Distinct mathematical behavior of apoptotic versus non-apoptotic tumor cell death

Purpose: The presence or absence of a p53-dependent apoptosis response has previously been shown to greatly influence radiosensitivity in tumor cells. Here, we examine clonogenic survival curves for two genetically related oncogene transformed cell lines differing in the presence or absence of p53 and apoptosis. Solid tumor radiosensitivity patterns have been previously described for these lines. Materials and Methods: Oncogene- transformed fibroblasts derived from E1A + Ras transfection of p53-wild-type or p53-null mouse embryonic fibroblasts were plated as single cells and irradiated at increasing radiation doses in single fractions from 1.5 to 11 Gy. Clonogenic cell survival assays were obtained. Survival data are fit to a linear-quadratic relationship: S = e(-αD-βD²). Apoptosis was assessed and quantitated morpholOgiCally by staining with the fluorescent nuclear dye DAPI, by TUNEL assay for DNA fragmentation, and by measurement of apoptotic cysteine protease cleavage activity in cytosolic extracts.

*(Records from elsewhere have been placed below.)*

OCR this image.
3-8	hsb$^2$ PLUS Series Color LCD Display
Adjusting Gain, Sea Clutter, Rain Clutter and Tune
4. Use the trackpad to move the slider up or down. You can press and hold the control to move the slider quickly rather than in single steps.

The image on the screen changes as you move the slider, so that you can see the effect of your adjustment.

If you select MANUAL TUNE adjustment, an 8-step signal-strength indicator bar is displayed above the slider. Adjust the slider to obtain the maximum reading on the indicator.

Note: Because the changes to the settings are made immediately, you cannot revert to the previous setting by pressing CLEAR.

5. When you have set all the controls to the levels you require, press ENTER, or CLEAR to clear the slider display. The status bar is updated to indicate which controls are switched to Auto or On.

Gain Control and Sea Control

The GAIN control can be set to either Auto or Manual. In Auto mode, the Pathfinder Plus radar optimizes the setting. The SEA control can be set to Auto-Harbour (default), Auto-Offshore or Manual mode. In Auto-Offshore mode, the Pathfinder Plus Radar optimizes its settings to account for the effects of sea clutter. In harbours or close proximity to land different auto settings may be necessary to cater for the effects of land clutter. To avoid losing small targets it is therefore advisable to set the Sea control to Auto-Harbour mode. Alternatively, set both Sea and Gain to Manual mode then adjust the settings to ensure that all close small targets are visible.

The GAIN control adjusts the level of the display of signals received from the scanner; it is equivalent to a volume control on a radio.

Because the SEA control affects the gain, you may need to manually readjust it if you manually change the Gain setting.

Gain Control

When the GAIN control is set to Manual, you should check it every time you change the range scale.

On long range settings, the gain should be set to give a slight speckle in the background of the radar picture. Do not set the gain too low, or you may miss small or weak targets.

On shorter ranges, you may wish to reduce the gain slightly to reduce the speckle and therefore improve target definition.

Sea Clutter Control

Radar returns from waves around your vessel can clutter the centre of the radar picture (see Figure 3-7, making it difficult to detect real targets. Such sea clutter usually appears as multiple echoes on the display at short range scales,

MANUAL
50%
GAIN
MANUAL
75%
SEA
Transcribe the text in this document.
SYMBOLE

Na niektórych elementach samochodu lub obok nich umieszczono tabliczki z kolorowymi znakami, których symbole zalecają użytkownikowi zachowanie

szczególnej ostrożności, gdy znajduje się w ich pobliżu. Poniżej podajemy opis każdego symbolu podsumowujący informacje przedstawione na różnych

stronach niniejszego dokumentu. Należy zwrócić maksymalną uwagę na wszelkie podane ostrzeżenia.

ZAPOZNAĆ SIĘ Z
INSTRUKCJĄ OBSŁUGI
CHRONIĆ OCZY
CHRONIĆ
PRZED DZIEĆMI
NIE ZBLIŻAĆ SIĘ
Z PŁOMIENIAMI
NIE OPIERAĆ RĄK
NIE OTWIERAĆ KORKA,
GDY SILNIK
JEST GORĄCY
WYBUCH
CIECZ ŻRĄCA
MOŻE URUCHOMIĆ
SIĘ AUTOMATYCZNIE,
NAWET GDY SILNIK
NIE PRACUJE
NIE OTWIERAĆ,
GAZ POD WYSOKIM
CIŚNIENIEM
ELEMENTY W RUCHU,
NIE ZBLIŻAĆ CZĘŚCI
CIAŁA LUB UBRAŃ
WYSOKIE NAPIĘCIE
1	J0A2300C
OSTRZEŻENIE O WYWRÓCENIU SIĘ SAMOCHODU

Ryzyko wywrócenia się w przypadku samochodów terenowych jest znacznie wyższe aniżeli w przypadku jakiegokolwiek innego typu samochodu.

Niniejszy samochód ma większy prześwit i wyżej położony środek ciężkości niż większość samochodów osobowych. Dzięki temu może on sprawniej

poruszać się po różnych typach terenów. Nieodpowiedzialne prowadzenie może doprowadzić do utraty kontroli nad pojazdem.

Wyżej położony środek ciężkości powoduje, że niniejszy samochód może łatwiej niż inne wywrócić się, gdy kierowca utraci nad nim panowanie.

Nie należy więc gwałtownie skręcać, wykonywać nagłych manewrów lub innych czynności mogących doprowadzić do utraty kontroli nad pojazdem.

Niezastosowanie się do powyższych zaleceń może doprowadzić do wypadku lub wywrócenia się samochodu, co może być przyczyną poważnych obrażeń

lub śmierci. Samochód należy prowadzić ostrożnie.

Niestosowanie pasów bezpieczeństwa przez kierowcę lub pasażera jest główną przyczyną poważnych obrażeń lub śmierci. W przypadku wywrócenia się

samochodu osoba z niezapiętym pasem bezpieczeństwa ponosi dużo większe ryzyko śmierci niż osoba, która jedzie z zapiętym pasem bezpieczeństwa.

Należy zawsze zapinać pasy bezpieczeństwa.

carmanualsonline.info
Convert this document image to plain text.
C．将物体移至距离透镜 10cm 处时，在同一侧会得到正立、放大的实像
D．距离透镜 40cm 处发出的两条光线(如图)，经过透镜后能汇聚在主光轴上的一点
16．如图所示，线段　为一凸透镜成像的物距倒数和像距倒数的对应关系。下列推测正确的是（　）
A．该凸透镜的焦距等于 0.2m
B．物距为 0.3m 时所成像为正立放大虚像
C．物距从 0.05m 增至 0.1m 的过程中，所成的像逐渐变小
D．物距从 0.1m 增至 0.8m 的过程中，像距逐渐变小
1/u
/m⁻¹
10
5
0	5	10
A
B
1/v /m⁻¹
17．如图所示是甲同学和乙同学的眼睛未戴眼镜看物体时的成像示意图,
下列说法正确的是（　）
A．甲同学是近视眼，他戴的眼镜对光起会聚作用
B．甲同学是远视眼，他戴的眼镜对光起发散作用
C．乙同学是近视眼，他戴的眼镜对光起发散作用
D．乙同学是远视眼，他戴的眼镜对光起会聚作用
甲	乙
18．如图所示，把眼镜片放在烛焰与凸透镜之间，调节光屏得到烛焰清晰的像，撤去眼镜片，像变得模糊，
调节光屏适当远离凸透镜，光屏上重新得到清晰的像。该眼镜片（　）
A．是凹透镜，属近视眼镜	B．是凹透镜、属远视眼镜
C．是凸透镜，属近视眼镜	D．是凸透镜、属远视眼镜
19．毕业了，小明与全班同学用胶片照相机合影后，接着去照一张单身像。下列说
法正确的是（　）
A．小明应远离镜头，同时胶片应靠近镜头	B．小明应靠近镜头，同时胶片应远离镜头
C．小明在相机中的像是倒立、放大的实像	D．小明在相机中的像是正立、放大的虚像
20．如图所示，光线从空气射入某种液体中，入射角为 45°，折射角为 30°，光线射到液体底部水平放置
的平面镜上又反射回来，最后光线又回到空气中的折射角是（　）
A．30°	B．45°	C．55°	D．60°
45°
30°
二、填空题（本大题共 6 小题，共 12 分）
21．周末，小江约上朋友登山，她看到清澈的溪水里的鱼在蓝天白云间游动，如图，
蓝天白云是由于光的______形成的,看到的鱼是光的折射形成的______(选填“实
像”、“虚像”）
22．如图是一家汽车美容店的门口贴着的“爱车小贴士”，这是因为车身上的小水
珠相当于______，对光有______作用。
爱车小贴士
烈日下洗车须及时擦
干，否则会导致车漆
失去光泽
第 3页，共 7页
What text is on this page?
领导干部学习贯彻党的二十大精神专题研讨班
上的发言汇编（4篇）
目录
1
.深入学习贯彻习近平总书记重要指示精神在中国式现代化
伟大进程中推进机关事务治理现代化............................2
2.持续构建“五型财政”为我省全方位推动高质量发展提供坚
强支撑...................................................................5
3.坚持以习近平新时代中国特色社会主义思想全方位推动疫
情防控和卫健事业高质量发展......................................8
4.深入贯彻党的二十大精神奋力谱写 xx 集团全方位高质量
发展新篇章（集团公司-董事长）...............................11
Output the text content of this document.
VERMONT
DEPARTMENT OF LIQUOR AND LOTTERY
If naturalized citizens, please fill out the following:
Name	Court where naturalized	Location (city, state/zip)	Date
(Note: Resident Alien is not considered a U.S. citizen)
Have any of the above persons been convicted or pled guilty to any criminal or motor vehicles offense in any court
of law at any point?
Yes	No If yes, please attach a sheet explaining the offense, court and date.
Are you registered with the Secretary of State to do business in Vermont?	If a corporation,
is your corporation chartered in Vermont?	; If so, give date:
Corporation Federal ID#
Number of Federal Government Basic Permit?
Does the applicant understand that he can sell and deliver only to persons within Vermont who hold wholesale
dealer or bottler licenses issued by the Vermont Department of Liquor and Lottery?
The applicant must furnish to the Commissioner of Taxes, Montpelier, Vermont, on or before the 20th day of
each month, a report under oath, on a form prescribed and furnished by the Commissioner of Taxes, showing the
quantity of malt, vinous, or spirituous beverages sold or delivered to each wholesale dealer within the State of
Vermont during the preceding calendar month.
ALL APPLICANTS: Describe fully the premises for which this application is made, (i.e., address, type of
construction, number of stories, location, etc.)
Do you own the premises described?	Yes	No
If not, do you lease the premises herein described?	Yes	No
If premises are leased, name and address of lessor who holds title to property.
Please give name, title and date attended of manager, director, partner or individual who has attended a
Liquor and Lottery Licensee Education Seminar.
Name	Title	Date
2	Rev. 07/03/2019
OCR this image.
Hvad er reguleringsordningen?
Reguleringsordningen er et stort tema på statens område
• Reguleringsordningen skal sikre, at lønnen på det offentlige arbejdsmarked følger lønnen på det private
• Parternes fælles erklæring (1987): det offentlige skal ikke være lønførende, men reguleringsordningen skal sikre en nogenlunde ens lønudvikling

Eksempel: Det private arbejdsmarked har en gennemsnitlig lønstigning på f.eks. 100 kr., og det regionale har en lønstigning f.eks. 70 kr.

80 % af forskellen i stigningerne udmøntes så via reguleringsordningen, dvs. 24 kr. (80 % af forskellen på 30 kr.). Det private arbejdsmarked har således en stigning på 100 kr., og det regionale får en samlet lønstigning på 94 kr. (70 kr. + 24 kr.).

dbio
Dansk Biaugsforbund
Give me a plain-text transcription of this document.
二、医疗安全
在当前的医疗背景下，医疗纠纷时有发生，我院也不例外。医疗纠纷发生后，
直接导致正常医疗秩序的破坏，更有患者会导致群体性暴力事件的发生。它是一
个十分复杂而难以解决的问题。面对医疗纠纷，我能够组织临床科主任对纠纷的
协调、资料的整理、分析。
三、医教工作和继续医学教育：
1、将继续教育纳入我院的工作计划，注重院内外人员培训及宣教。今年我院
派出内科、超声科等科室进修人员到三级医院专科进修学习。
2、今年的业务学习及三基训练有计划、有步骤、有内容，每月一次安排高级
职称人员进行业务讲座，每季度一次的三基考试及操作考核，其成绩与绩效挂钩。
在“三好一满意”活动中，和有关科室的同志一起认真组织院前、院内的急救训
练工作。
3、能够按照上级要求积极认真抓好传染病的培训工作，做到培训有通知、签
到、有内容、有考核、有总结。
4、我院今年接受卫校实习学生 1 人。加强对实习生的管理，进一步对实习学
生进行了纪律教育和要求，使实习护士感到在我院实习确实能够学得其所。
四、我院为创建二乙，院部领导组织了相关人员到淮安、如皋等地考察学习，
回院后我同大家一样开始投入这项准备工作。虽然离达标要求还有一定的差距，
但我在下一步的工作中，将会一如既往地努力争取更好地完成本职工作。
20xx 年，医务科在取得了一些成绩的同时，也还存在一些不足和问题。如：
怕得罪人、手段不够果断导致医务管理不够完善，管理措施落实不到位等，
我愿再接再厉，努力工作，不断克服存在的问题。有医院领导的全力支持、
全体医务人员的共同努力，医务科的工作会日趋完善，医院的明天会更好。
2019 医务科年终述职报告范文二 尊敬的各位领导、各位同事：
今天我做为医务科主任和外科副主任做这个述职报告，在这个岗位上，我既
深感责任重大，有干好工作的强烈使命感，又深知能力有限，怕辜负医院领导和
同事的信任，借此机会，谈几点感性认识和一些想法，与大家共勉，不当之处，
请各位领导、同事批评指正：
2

Results: Whereas radiation triggers massive apoptosis in the presence of p53, it produces no measurable DNA fragmentation, apoptotic cysteine protease cleavage activity, or morphological changes of apoptosis in the cells lacking p53. These contrasting mechanisms of death display dramatically different quantitative behavior: log-survival of apoptotic cells is linearly proportional to dose (S = e(-αD)), whereas survival of non-apoptotic (p53 null) is linear-quadratic with a significant quadratic contribution. The surviving fraction at 2 Gy (SF-2) for p53-null cells was 70% verses 12% for p53-intact cells. Conclusions: In this system, apoptosis appears to exhibit a dominance of single-event which produces a very high α/β ratio, and no significant shoulder; whereas non-apoptotic death in this system exhibits a comparatively small linear component, a low α/β ratio, and a larger shoulder.